Proprio questa sua peculiarità di essere una pianta poco esigente e adattabile a svariati ambienti (può cresce anche sopra i 1000 m.l.m.) la rende perfetta perché “non crea squilibri” nella catena alimentare (non deve sostituire le classiche piantagioni o peggio ancora decimare le foreste per trapiantare piante bioenergetiche come è successo per la coltivazione delle palme in Indonesia).
In più la camelina è una pianta perfetta nella rotazione agraria visto che apporta una buona quantità di nutrienti nel terreno tutto a favore della coltura successiva.
La pianta e i semi oltre ad essere lavorati per l’estrazione dell’olio che viene utilizzato per la produzione del biocarburante, producono degli scarti che possono essere utilizzati come mangimi per animali di alta qualità vista la ricchezza di omega3.
Come sempre c’è da dire che queste soluzioni ibride non sono la soluzione ma si spera siano uno dei passi decisivi verso la sostituzione del petrolio.
La scelta di KLM è comunque molto apprezzabile e se si considera che Lufthansa ha iniziato ad intraprendere iniziative simili si può credere in scelte sempre più ecologiche anche da parte di colossi internazionali e non solo in campo viabilistico.

venerdì 24 giugno 2011

Gli OGM


Gli OGM (Organismi Geneticamente Modificati) sono esseri viventi che possiedono un patrimonio genetico modificato tramite l’ingegneria genetica.

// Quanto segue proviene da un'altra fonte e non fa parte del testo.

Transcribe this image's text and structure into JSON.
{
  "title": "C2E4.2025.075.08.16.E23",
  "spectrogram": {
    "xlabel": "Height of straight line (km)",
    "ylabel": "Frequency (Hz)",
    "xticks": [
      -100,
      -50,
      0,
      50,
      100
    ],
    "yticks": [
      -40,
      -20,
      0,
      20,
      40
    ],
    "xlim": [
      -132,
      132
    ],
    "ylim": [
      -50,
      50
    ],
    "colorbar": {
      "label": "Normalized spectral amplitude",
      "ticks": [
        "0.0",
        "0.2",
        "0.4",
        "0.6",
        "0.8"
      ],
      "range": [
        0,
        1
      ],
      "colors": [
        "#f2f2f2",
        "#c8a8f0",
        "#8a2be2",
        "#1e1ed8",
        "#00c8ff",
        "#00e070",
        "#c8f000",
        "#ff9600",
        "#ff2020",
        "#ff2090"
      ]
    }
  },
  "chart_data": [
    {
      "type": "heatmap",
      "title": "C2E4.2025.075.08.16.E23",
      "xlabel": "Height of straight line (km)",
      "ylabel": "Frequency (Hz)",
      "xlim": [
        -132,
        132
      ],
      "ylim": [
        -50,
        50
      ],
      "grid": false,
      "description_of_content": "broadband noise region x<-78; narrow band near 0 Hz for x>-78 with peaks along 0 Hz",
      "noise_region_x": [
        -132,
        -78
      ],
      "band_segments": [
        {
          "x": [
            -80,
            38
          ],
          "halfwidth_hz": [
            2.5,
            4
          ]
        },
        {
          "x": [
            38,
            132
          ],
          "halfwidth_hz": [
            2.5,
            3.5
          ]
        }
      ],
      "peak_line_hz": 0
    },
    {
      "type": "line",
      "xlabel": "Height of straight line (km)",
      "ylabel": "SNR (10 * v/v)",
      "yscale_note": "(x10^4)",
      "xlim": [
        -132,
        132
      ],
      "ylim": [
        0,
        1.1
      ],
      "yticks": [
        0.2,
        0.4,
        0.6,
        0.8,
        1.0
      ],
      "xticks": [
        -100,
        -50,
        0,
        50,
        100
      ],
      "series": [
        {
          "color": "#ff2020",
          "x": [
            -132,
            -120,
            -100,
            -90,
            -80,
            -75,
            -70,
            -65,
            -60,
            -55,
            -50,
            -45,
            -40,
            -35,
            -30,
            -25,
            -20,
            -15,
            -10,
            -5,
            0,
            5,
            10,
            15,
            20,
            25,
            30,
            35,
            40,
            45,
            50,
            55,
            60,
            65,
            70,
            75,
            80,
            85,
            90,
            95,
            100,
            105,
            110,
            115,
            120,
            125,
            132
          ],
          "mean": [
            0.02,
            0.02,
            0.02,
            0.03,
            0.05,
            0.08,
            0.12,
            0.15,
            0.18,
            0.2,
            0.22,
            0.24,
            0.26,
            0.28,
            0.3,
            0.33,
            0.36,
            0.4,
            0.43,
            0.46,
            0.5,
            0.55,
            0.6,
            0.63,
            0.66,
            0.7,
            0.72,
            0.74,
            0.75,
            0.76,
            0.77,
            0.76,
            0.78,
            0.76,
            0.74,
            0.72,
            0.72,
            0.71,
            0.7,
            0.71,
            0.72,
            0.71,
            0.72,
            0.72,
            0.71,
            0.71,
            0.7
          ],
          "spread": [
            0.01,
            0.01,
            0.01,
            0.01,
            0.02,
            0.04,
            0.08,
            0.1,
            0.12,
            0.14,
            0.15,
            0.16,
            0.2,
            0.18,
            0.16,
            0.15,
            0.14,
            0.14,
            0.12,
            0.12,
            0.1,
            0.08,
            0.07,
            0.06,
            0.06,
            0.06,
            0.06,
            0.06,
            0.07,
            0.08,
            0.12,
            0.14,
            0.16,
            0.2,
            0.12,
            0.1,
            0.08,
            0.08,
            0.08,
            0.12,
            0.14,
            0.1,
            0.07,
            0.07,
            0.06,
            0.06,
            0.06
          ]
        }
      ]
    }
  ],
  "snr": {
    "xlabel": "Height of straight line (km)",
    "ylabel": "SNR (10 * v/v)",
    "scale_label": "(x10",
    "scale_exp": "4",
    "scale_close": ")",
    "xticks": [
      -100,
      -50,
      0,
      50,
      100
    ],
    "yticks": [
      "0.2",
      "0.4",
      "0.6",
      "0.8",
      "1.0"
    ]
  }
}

In realtà già da moltissimi anni (passaggio dell’uomo da raccoglitore nomade a coltivatore e allevatore stanziale) l’uomo ha intrapreso la via del miglioramento genetico con la scelta dei migliori individui e varietà da utilizzare per la riproduzione. Molto più tardi però, grazie alla crescita di nozioni biologiche e genetiche si inizió a procedere con strategie molto più complesse quali l’ibridazione, mutagenesi e negli ultimi anni addirittura l’inserimento di pezzi di DNA derivanti da organismi anche molto differenti e non sessualmente compatibili.
Questo miglioramento genetico in campo agricolo ha lo scopo di produrre alimenti sei più grandi, con forme perfette, che si sviluppano molto velocemente, ecc. e questo è colpa del mercato (e quindi anche nostra) visto che si ricercano sempre più prodotti belli, colorati e dalle forme perfette.

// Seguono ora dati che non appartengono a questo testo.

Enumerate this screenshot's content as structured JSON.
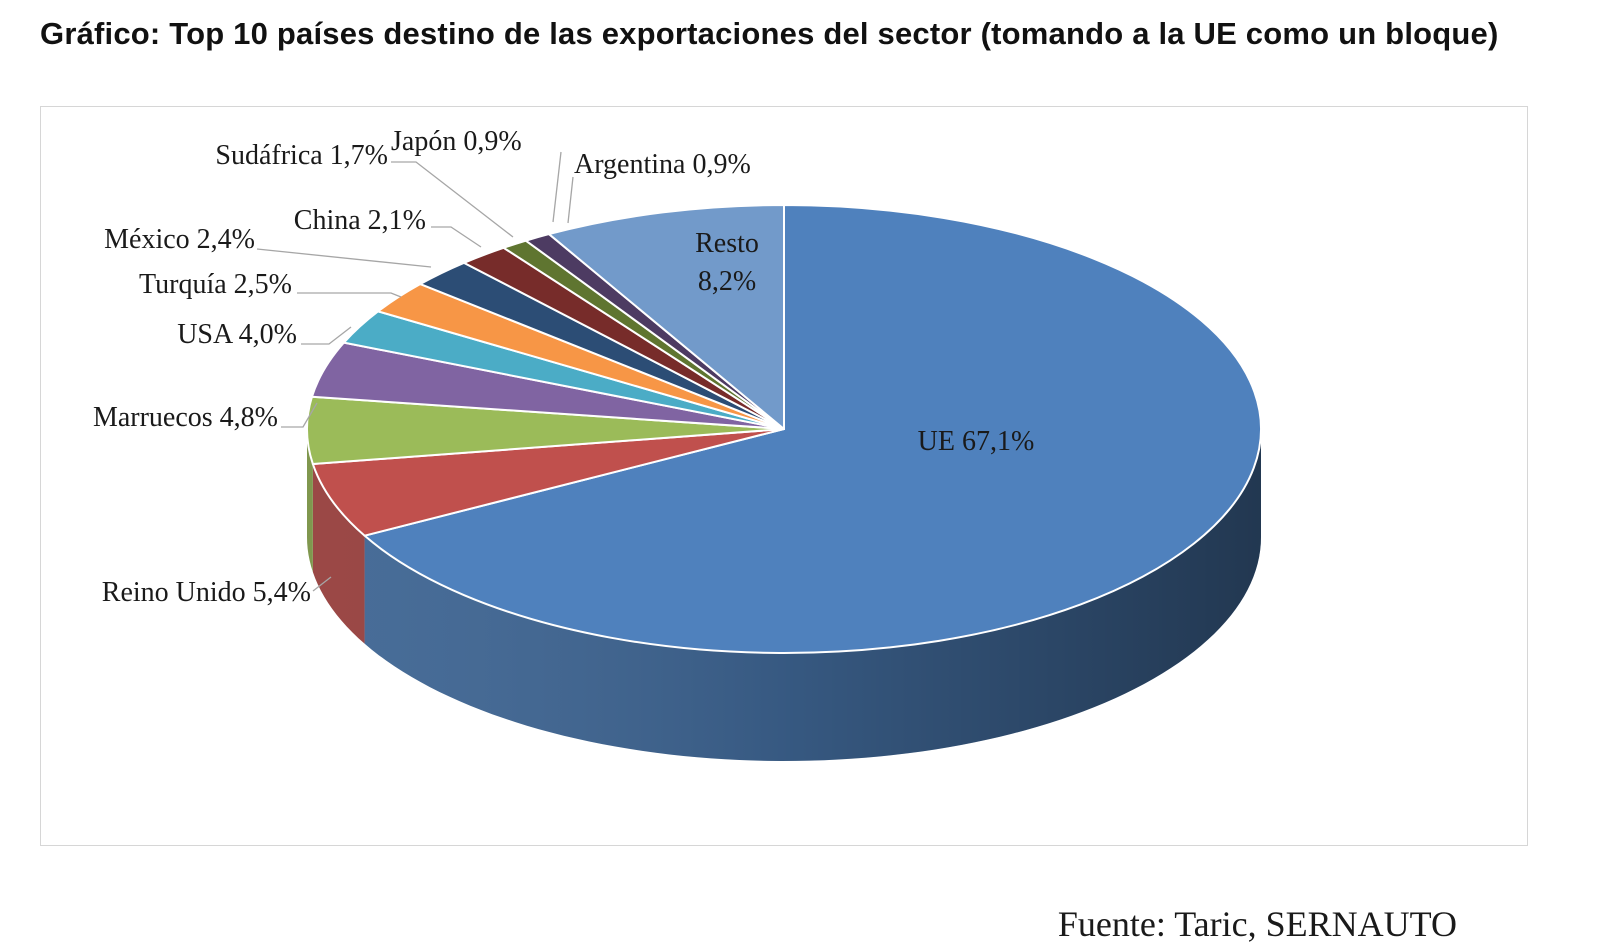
{
  "title": "Gráfico: Top 10 países destino de las exportaciones del sector (tomando a la UE como un bloque)",
  "source": "Fuente: Taric, SERNAUTO",
  "chart_data": {
    "type": "pie",
    "style": "3d",
    "legend": "none",
    "slices": [
      {
        "name": "UE",
        "value": 67.1,
        "label": "UE 67,1%",
        "color": "#4f81bd"
      },
      {
        "name": "Reino Unido",
        "value": 5.4,
        "label": "Reino Unido 5,4%",
        "color": "#c0504d"
      },
      {
        "name": "Marruecos",
        "value": 4.8,
        "label": "Marruecos 4,8%",
        "color": "#9bbb59"
      },
      {
        "name": "USA",
        "value": 4.0,
        "label": "USA 4,0%",
        "color": "#8064a2"
      },
      {
        "name": "Turquía",
        "value": 2.5,
        "label": "Turquía 2,5%",
        "color": "#4bacc6"
      },
      {
        "name": "México",
        "value": 2.4,
        "label": "México 2,4%",
        "color": "#f79646"
      },
      {
        "name": "China",
        "value": 2.1,
        "label": "China 2,1%",
        "color": "#2c4d75"
      },
      {
        "name": "Sudáfrica",
        "value": 1.7,
        "label": "Sudáfrica 1,7%",
        "color": "#772c2a"
      },
      {
        "name": "Japón",
        "value": 0.9,
        "label": "Japón 0,9%",
        "color": "#5f7530"
      },
      {
        "name": "Argentina",
        "value": 0.9,
        "label": "Argentina 0,9%",
        "color": "#4d3b62"
      },
      {
        "name": "Resto",
        "value": 8.2,
        "label": "Resto 8,2%",
        "color": "#729aca"
      }
    ]
  }
}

Ma siamo sicuri che vogliamo tutto questo???
Sono stato in Trentino nei magazzini frigoriferi delle mele...sentire dire che si stanno cercando di allungare le forme delle mele perché quelle tonde non erano più di moda mi ha dato molto da pensare... e mi ha fatto anche rabbrividire...
Quindi censurando questo tipo di utilizzo del miglioramento genetico che gli stessi scienziati dovrebbero boicottare, la domanda da porsi è: É giusto utilizzare la genetica per creare organismi con caratteristiche utili (con utili intendo resistenti a determinate malattie o parassiti, aumento di resa e della massa)?
La stessa Natura (chiaramente in tempi molto lunghi) ha creato varietà valide in funzione del loro habitat e noi avremmo la presunzione di poter far meglio rispetto l’evoluzione?
Ricordiamoci che immettere parti di DNA in un individuo non sta solo a significare inserire la caratteristica voluta (non siamo ancora arrivati a una conoscenza così approfondita del DNA...) e questo può provocare grossi problemi chiaramente non voluti in partenza.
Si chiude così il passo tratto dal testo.